The high court’s reasoning in the Mensing case was largely based on the logic that if a generic manufacturer was not allowed to place a warning on their products that went further than or differed from the Brand Names warnings then they could not be held liable for failing to warn the public of a potential risk associated with their product that was not covered in the warning label of the product.

The Senate Bill was introduced in April 2012 and has to go through a long process before becoming law if it ever does. Until then, individuals that take Generic drugs may have no recourse if they suffer severe side effects from a generic drug that were not covered on the warning label. As previously stated, Yaz and Yasmin, the drugs that are subject to the Yaz Lawsuit and Yasmin Lawsuit, were both sold as Brand Name Drugs therefore, the Mensing ruling nor the Senate Bill effect the Yaz Lawsuit or Yasmin Lawsuit in anyway what so ever.
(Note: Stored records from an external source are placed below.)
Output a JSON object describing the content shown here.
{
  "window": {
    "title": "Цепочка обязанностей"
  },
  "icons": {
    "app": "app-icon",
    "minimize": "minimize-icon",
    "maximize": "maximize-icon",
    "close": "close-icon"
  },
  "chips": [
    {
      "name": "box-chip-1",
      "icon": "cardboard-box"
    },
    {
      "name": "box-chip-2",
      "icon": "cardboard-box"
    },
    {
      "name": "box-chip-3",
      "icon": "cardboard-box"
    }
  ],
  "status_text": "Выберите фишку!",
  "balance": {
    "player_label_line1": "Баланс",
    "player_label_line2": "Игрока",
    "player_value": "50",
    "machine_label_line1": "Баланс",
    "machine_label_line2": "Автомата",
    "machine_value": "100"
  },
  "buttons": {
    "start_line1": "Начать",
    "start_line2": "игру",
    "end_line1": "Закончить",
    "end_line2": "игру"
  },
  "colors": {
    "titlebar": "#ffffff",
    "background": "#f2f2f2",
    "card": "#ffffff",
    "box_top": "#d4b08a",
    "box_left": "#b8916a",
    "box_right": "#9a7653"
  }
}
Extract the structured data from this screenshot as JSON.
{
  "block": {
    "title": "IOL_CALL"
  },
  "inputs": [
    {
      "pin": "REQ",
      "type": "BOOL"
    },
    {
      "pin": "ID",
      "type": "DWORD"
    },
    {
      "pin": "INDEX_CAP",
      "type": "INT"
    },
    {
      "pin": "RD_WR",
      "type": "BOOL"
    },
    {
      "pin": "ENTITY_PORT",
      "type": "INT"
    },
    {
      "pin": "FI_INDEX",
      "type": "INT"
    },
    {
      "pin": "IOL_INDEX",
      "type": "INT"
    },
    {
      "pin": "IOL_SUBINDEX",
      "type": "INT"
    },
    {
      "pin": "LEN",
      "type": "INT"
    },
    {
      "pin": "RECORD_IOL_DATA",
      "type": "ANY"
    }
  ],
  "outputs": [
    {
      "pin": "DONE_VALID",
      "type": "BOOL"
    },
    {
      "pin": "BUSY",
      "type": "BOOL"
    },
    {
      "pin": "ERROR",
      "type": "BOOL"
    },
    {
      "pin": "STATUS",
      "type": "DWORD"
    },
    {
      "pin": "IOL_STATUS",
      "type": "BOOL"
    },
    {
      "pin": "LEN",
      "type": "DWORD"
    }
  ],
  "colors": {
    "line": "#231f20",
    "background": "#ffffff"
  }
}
There may be arguments regarding whether some of the other “Branded Generics” should be afforded the protection of the Mensing ruling considering the fact that these drugs were in fact “Branded” with names like Ocella. It is reasonable to assume that a person taking a drug that has a brand name would believe they are taking a Brand Name drug vs a generic drug. Whether or not this consumer confusion created by generics being sold under brand names will come into play in the over all birth control pill lawsuit is yet to be seen regardless, at least those women who took Yaz and Yasmin will still be able to file a Yaz Lawsuit or a Yazmin Lawsuit without any concern of their suit being tossed out due to the Mensing ruling.